Although she has yet to formally announce her candidacy, Hillary Clinton has already garnered her first 2016 presidential endorsement by an LGBT-rights organization. Equality California announced their endorsement of Clinton for president on Monday, making the 800,000 member organization the first LGBT-rights group to endorse Clinton’s anticipated candidacy.
“We want Hillary Clinton to run and are ready to mobilize our 800,000 members to help her win,” said Equality California Executive Director Rick Zbur in a statement. “We’re enthusiastic about her candidacy because she has the best record of accomplishment on LGBT issues of any potential candidate. Equality California is ready for Hillary!”
According to the organization, the endorsement of Clinton comes in light of her record on LGBT rights as first lady, senator from New York, and secretary of state.
“While serving as Secretary of State, Hillary Clinton made her support for the LGBT community abundantly clear when she said ‘gay rights are human rights, and human rights are gay rights.’ Although she has yet to formally announce her candidacy, we unequivocally believe that she is not only the most qualified candidate, but also the best candidate to advance LGBT rights,” Zbur said. “With this unequivocal support of her presidential bid, EQCA decided to take the unusual step to extend an early endorsement of Sec. Clinton to urge her to enter the presidential race. Along with our endorsement, we’re gearing up to fully support her candidacy for president by activating our members to mobilize around her campaign.”

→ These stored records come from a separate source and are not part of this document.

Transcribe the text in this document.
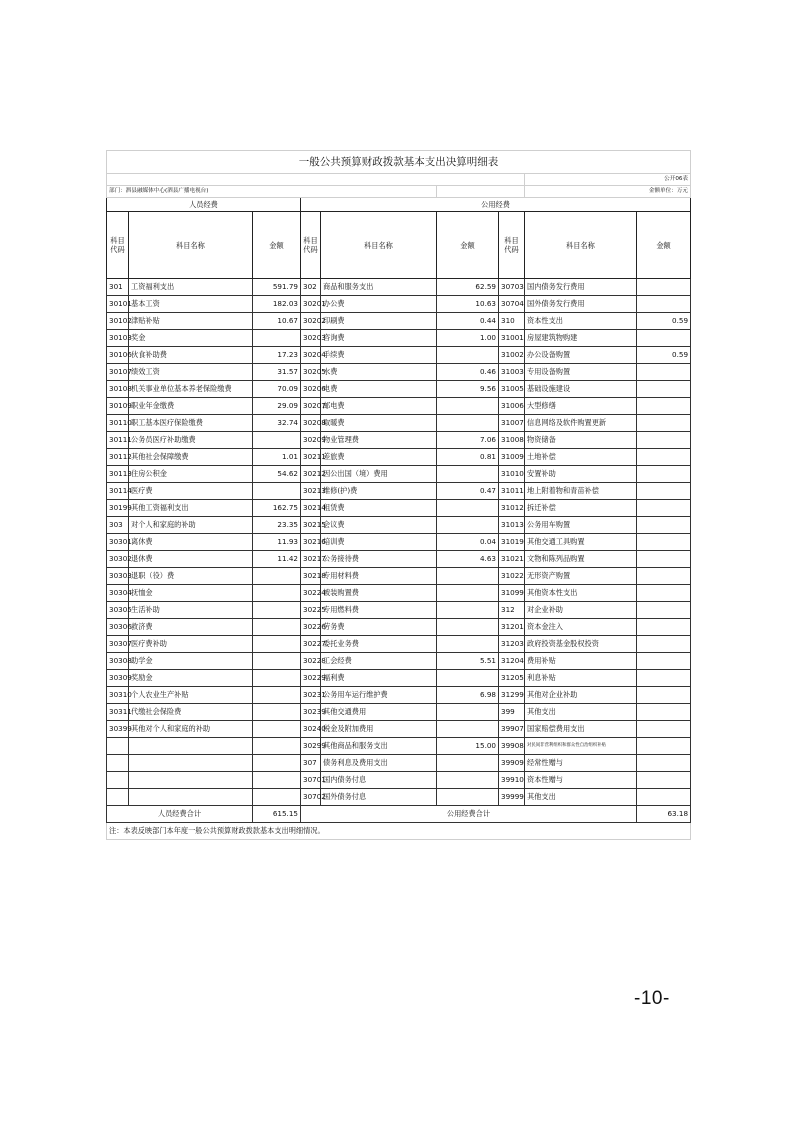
一般公共预算财政拨款基本支出决算明细表								
							公开06表	
部门：泗县融媒体中心(泗县广播电视台)							金额单位：万元	
人员经费			公用经费					
科目代码	科目名称	金额	科目代码	科目名称	金额	科目代码	科目名称	金额
301	工资福利支出	591.79	302	商品和服务支出	62.59	30703	国内债务发行费用	
30101	基本工资	182.03	30201	办公费	10.63	30704	国外债务发行费用	
30102	津贴补贴	10.67	30202	印刷费	0.44	310	资本性支出	0.59
30103	奖金		30203	咨询费	1.00	31001	房屋建筑物购建	
30106	伙食补助费	17.23	30204	手续费		31002	办公设备购置	0.59
30107	绩效工资	31.57	30205	水费	0.46	31003	专用设备购置	
30108	机关事业单位基本养老保险缴费	70.09	30206	电费	9.56	31005	基础设施建设	
30109	职业年金缴费	29.09	30207	邮电费		31006	大型修缮	
30110	职工基本医疗保险缴费	32.74	30208	取暖费		31007	信息网络及软件购置更新	
30111	公务员医疗补助缴费		30209	物业管理费	7.06	31008	物资储备	
30112	其他社会保障缴费	1.01	30211	差旅费	0.81	31009	土地补偿	
30113	住房公积金	54.62	30212	因公出国（境）费用		31010	安置补助	
30114	医疗费		30213	维修(护)费	0.47	31011	地上附着物和青苗补偿	
30199	其他工资福利支出	162.75	30214	租赁费		31012	拆迁补偿	
303	对个人和家庭的补助	23.35	30215	会议费		31013	公务用车购置	
30301	离休费	11.93	30216	培训费	0.04	31019	其他交通工具购置	
30302	退休费	11.42	30217	公务接待费	4.63	31021	文物和陈列品购置	
30303	退职（役）费		30218	专用材料费		31022	无形资产购置	
30304	抚恤金		30224	被装购置费		31099	其他资本性支出	
30305	生活补助		30225	专用燃料费		312	对企业补助	
30306	救济费		30226	劳务费		31201	资本金注入	
30307	医疗费补助		30227	委托业务费		31203	政府投资基金股权投资	
30308	助学金		30228	工会经费	5.51	31204	费用补贴	
30309	奖励金		30229	福利费		31205	利息补贴	
30310	个人农业生产补贴		30231	公务用车运行维护费	6.98	31299	其他对企业补助	
30311	代缴社会保险费		30239	其他交通费用		399	其他支出	
30399	其他对个人和家庭的补助		30240	税金及附加费用		39907	国家赔偿费用支出	
			30299	其他商品和服务支出	15.00	39908	对民间非营利组织和群众性自治组织补贴	
			307	债务利息及费用支出		39909	经常性赠与	
			30701	国内债务付息		39910	资本性赠与	
			30702	国外债务付息		39999	其他支出	
人员经费合计		615.15	公用经费合计					63.18
注：本表反映部门本年度一般公共预算财政拨款基本支出明细情况。								
-10-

Clinton is reportedly preparing to announce her candidacy for president in April and has seen near universal support among Democrats for her expected bid for president. The Ready for Hillary super PAC, which was formed in January 2013 with the express purpose of urging Hillary Clinton to run for president in 2016, has held several LGBT-specific fundraisers.
Although Clinton has proven popular among the LGBT community, she has faced criticism for the timing of her endorsement of marriage equality. In March 2013, shortly after leaving her post as secretary of State, Clinton endorsed same-sex marriage in a video published by the Human Rights Campaign. Her announcement came 10 days after Clinton’s husband, former President Bill Clinton, penned a column for The Washington Post calling on the Supreme Court to strike down the Defense of Marriage Act, which he signed into law as president in 1996.

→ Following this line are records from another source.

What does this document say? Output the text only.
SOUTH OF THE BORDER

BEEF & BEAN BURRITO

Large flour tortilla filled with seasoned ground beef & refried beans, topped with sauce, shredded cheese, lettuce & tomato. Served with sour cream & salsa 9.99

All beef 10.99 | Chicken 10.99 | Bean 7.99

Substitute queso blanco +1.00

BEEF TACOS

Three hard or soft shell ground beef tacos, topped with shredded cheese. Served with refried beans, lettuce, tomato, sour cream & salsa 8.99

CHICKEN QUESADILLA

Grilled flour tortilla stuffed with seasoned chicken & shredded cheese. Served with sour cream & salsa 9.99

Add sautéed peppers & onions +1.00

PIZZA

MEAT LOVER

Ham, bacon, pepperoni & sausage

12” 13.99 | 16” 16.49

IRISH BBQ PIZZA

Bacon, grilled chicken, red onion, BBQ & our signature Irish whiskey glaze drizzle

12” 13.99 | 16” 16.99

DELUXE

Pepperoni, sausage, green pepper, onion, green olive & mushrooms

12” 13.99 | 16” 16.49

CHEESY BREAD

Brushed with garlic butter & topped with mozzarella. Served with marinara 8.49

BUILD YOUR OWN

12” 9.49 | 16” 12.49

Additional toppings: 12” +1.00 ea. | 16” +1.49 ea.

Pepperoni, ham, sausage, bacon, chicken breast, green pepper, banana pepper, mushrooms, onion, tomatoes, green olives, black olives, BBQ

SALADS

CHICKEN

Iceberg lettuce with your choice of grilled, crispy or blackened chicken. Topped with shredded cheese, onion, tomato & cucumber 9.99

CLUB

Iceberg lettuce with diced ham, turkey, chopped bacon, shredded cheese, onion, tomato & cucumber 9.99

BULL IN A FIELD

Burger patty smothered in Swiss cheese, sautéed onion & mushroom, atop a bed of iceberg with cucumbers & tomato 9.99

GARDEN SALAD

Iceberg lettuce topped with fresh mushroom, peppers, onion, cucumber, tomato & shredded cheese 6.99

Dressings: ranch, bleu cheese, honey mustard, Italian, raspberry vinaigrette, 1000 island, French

But during a June interview with NPR, Clinton defended her decision not to announcer her support sooner and denied that she hid her support for marriage equality for political gain. “When I was ready to say what I said, I said it,” Clinton stated. Most notably, Clinton also said she believes marriage should be left up to the states and expressed her support for state-by-state efforts to secure marriage equality, a position that contradicts the majority of marriage-equality advocates who believe a national resolution must come from the Supreme Court.
Even though the Supreme Court is expected to rule on nationwide marriage equality later this year, with oral arguments scheduled for April, Clinton has yet to clarify whether she believes states should determine whether same-sex couples are allowed to marry.